着替えようと自分の鞄に手を伸ばしたサーシャだが、それを蹴り飛ばされ――
「服に色々と仕込まれていると困る。着るなら俺のにしろ」
「仕込んでいますけれど、逃げませんよ」
諜報員のあらゆる装備に精通しているキースは、そう簡単には鞄を開けさせたりはしない。
サーシャは諦め気味に素直に従い、
「男の着替えを見る趣味ないんだがな」
「申し訳ありません。でも逃げないといっても、信じてくださいませんよね」
「お前を信用するほど俺は優しくはないな、サーシャ」
「わたしとしても、あなたがそんなことを言い出したら、何らかの病だと思いますが」
広いクローゼットでキースの私服を物色し、白のワイシャツにワインレッドのアスコットタイ、ダークブルーのベストと揃いのサイドベンツの背広に、革靴を借り――化粧を落とした。
「色合いが違うのもあるが、若いお前には似合わないな」
「なにを仰います。充分若々しいですよ。むしろ昔より若い感じすらします」
「気持ち悪いこと言うな。行くぞ」
大人しく近くのレストランへと足を運び、アンチョビポテトサラダと、チーズの盛り合わせにサーモンのグリルにウォッカを一本注文した。
「奥方さまがロスカネフ王国からいなくなって、気が楽になっただろう」
料理が並べられ、乾杯する間柄ではないのだが、レストランで食事をしながら、乾杯をしないのも不自然なので、二人は白々しく乾杯し――ウォッカが注がれたグラスを片手に、キースが話し掛けてくる。
「そうですね。閣下はまだまだ気が抜けないでしょうが」
「誰のことを言っているのやら」
会食のように上品に酔いが回らないようにウォッカを飲みながら、当たり障りのない話を続ける。
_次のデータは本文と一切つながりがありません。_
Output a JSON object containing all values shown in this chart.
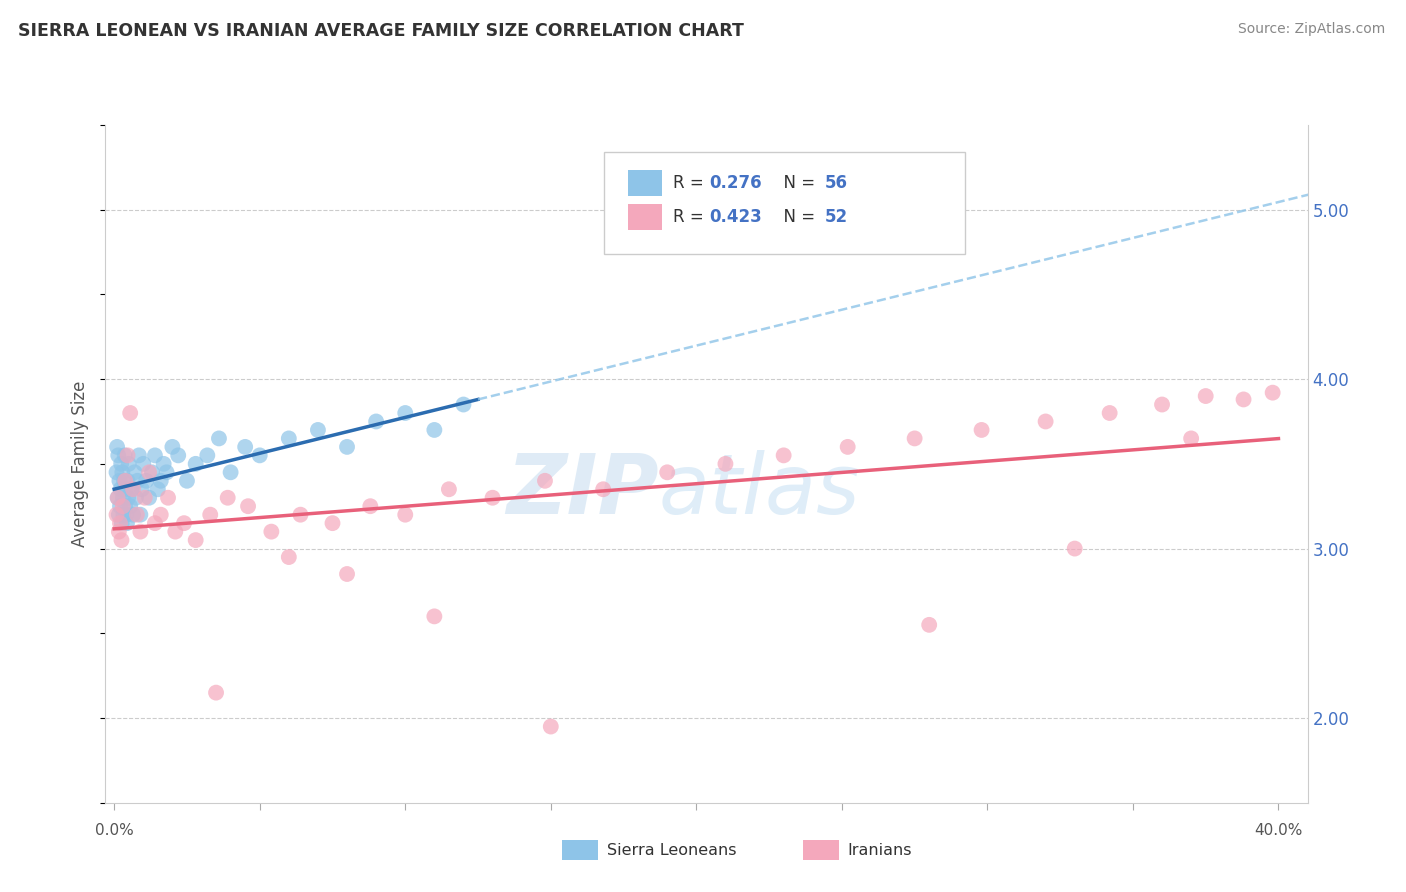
{
  "title": "SIERRA LEONEAN VS IRANIAN AVERAGE FAMILY SIZE CORRELATION CHART",
  "source": "Source: ZipAtlas.com",
  "ylabel": "Average Family Size",
  "legend_label1": "Sierra Leoneans",
  "legend_label2": "Iranians",
  "sl_color": "#8ec4e8",
  "iran_color": "#f4a8bc",
  "sl_line_color": "#2b6cb0",
  "iran_line_color": "#e8607a",
  "sl_line_dash_color": "#8ec4e8",
  "background": "#ffffff",
  "grid_color": "#cccccc",
  "right_tick_color": "#4472c4",
  "legend_text_color": "#4472c4",
  "title_color": "#333333",
  "watermark_color": "#d0e8f8",
  "sl_R": 0.276,
  "sl_N": 56,
  "iran_R": 0.423,
  "iran_N": 52,
  "ylim_low": 1.5,
  "ylim_high": 5.5,
  "xlim_low": -0.003,
  "xlim_high": 0.41,
  "yticks": [
    2.0,
    3.0,
    4.0,
    5.0
  ],
  "sl_x": [
    0.0008,
    0.001,
    0.0012,
    0.0014,
    0.0016,
    0.0018,
    0.002,
    0.0022,
    0.0024,
    0.0026,
    0.0028,
    0.003,
    0.0032,
    0.0034,
    0.0036,
    0.0038,
    0.004,
    0.0042,
    0.0044,
    0.0046,
    0.0048,
    0.005,
    0.0055,
    0.006,
    0.0065,
    0.007,
    0.0075,
    0.008,
    0.0085,
    0.009,
    0.0095,
    0.01,
    0.011,
    0.012,
    0.013,
    0.014,
    0.015,
    0.016,
    0.017,
    0.018,
    0.02,
    0.022,
    0.025,
    0.028,
    0.032,
    0.036,
    0.04,
    0.045,
    0.05,
    0.06,
    0.07,
    0.08,
    0.09,
    0.1,
    0.11,
    0.12
  ],
  "sl_y": [
    3.45,
    3.6,
    3.3,
    3.55,
    3.2,
    3.4,
    3.25,
    3.35,
    3.5,
    3.15,
    3.45,
    3.3,
    3.2,
    3.4,
    3.55,
    3.25,
    3.35,
    3.2,
    3.15,
    3.4,
    3.3,
    3.5,
    3.25,
    3.35,
    3.2,
    3.45,
    3.3,
    3.4,
    3.55,
    3.2,
    3.35,
    3.5,
    3.4,
    3.3,
    3.45,
    3.55,
    3.35,
    3.4,
    3.5,
    3.45,
    3.6,
    3.55,
    3.4,
    3.5,
    3.55,
    3.65,
    3.45,
    3.6,
    3.55,
    3.65,
    3.7,
    3.6,
    3.75,
    3.8,
    3.7,
    3.85
  ],
  "iran_x": [
    0.0008,
    0.0012,
    0.0016,
    0.002,
    0.0025,
    0.003,
    0.0038,
    0.0046,
    0.0055,
    0.0065,
    0.0078,
    0.009,
    0.0105,
    0.012,
    0.014,
    0.016,
    0.0185,
    0.021,
    0.024,
    0.028,
    0.033,
    0.039,
    0.046,
    0.054,
    0.064,
    0.075,
    0.088,
    0.1,
    0.115,
    0.13,
    0.148,
    0.168,
    0.19,
    0.21,
    0.23,
    0.252,
    0.275,
    0.298,
    0.32,
    0.342,
    0.36,
    0.375,
    0.388,
    0.398,
    0.06,
    0.08,
    0.11,
    0.15,
    0.035,
    0.28,
    0.33,
    0.37
  ],
  "iran_y": [
    3.2,
    3.3,
    3.1,
    3.15,
    3.05,
    3.25,
    3.4,
    3.55,
    3.8,
    3.35,
    3.2,
    3.1,
    3.3,
    3.45,
    3.15,
    3.2,
    3.3,
    3.1,
    3.15,
    3.05,
    3.2,
    3.3,
    3.25,
    3.1,
    3.2,
    3.15,
    3.25,
    3.2,
    3.35,
    3.3,
    3.4,
    3.35,
    3.45,
    3.5,
    3.55,
    3.6,
    3.65,
    3.7,
    3.75,
    3.8,
    3.85,
    3.9,
    3.88,
    3.92,
    2.95,
    2.85,
    2.6,
    1.95,
    2.15,
    2.55,
    3.0,
    3.65
  ]
}
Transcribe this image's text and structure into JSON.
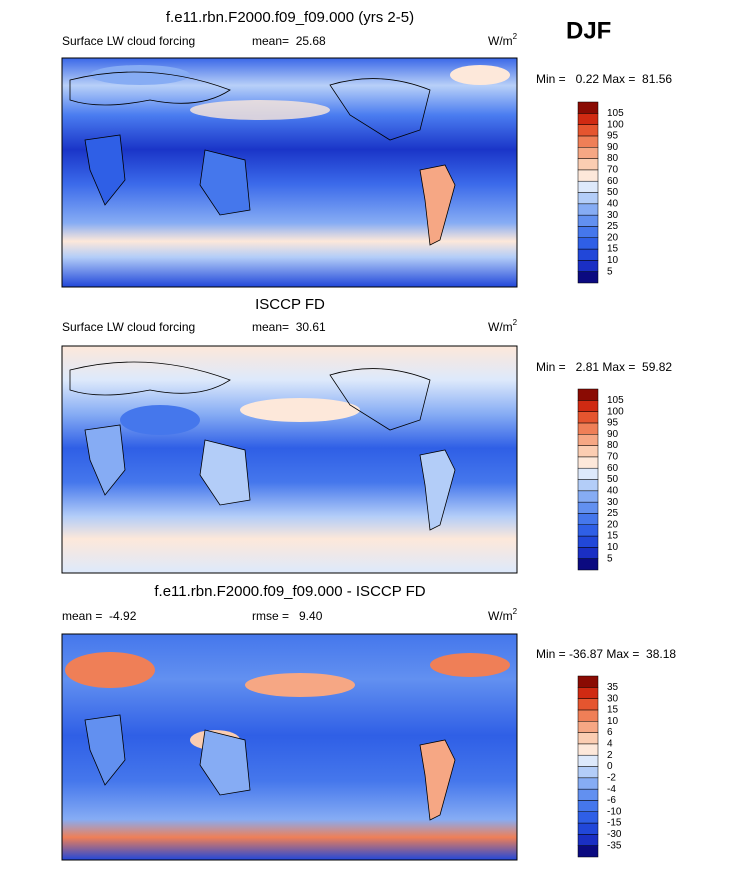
{
  "season": "DJF",
  "colorbar_colors": [
    "#0b0a80",
    "#1a2fc4",
    "#2147d9",
    "#2f5fe6",
    "#4577ec",
    "#6290f0",
    "#86acf4",
    "#b3cdf8",
    "#dde9fb",
    "#fde8da",
    "#fbcdb2",
    "#f6a784",
    "#ef7f57",
    "#e5552f",
    "#d02a12",
    "#8a0b03"
  ],
  "panels": [
    {
      "title": "f.e11.rbn.F2000.f09_f09.000 (yrs 2-5)",
      "left_label": "Surface LW cloud forcing",
      "center_label": "mean=  25.68",
      "units": "W/m",
      "units_sup": "2",
      "minmax": "Min =   0.22 Max =  81.56",
      "colorbar_labels": [
        5,
        10,
        15,
        20,
        25,
        30,
        40,
        50,
        60,
        70,
        80,
        90,
        95,
        100,
        105
      ]
    },
    {
      "title": "ISCCP FD",
      "left_label": "Surface LW cloud forcing",
      "center_label": "mean=  30.61",
      "units": "W/m",
      "units_sup": "2",
      "minmax": "Min =   2.81 Max =  59.82",
      "colorbar_labels": [
        5,
        10,
        15,
        20,
        25,
        30,
        40,
        50,
        60,
        70,
        80,
        90,
        95,
        100,
        105
      ]
    },
    {
      "title": "f.e11.rbn.F2000.f09_f09.000 - ISCCP FD",
      "left_label": "mean =  -4.92",
      "center_label": "rmse =   9.40",
      "units": "W/m",
      "units_sup": "2",
      "minmax": "Min = -36.87 Max =  38.18",
      "colorbar_labels": [
        -35,
        -30,
        -15,
        -10,
        -6,
        -4,
        -2,
        0,
        2,
        4,
        6,
        10,
        15,
        30,
        35
      ]
    }
  ]
}
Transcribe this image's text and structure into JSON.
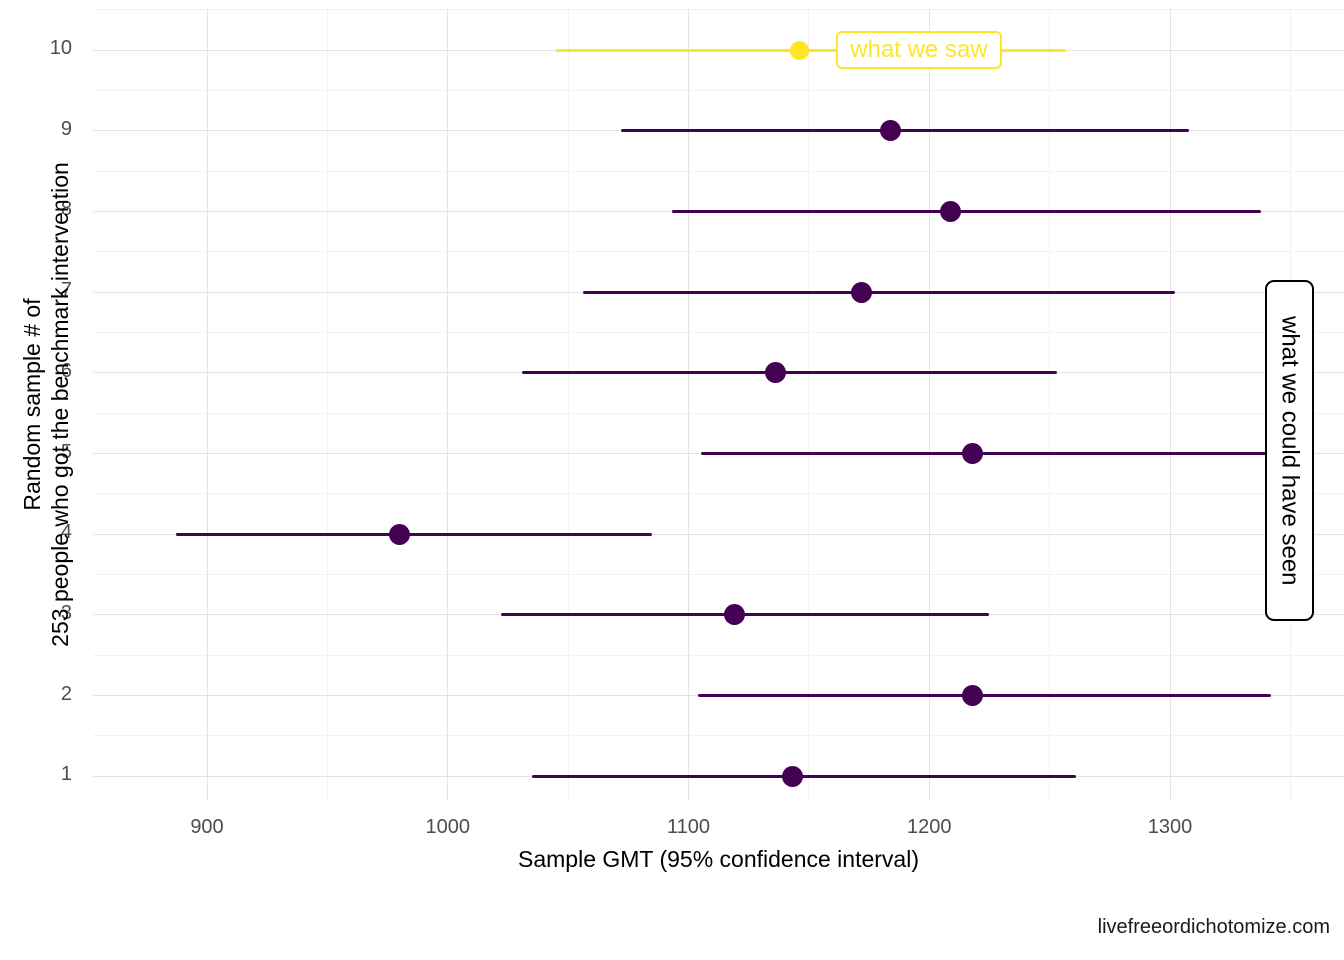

キースはサーシャがなぜイルガにやって来たのかについて、一切聞かない。
「聞かれはしないと思いましたけれど」
料理が八割方片付き、二人で飲んでいるウォッカの瓶も六割ほど空になり――
「答えはしないだろう? むしろ答えたら容赦しない。あの人を裏切るような真似をすることは許さない」
「大嫌いなのに?」
「ああ、嫌いだ。この世の誰よりも嫌いだ……だが…………全く自分が面倒で嫌になる」
「でしょうね……」
サーシャとしては、キースがリリエンタールのことを嫌う理由も分かるし、同じくらい信頼している気持ちも分かるので、なんとも言い難い。
「答えられる範囲でお答えしますが」
「要らん。足止めが最大の邪魔だろうからな。お前、急いでるんだろう?」
「……なんでバレるかなあ」
「嫌に従順だからだ。余程大事な用事があるのだろうな」
「分かっているのなら、解放していただけませんか?」
「命令主によるな。殿下ならば北方を預かるわたしに、命令を開示してくださるはずだが、お前はわたしに命令の委細を教えてくれるのか?」
「……解放は諦めます」
”相変わらず食えないし、折れないし、譲ってくれない上に強いし……ほんと、捕まると厄介だよなあ”
そう思いながら酒に口をつける。
「わたしも忙しい身の上だ。ずっとお前を監視できるわけじゃない。明日になったら好きにしろ。今日はわたしの家に泊まれ」
「お言葉に甘えます」
サーシャはレストランでパンやバター、ハムやマリネなどを買い込み、廃墟一歩手前のような家の、客間という名の開かずの間の封印を解いて一晩過ごし――翌朝、キースが目を覚ますと朝食と新聞がテーブルに用意され、サーシャの姿は既になかった。
テーブルにはメモが残され、女装道具一式を置いていくのでどこかの施設にでも寄付してくださいと記されていた。
「飯を作ったのなら、コーヒーも淹れていけ。気がきかないな……ああ、そうか」
メモを片手にピンチョスを口に運び、呟いてキースは思い出した。この家にはコーヒー豆などなかったことを。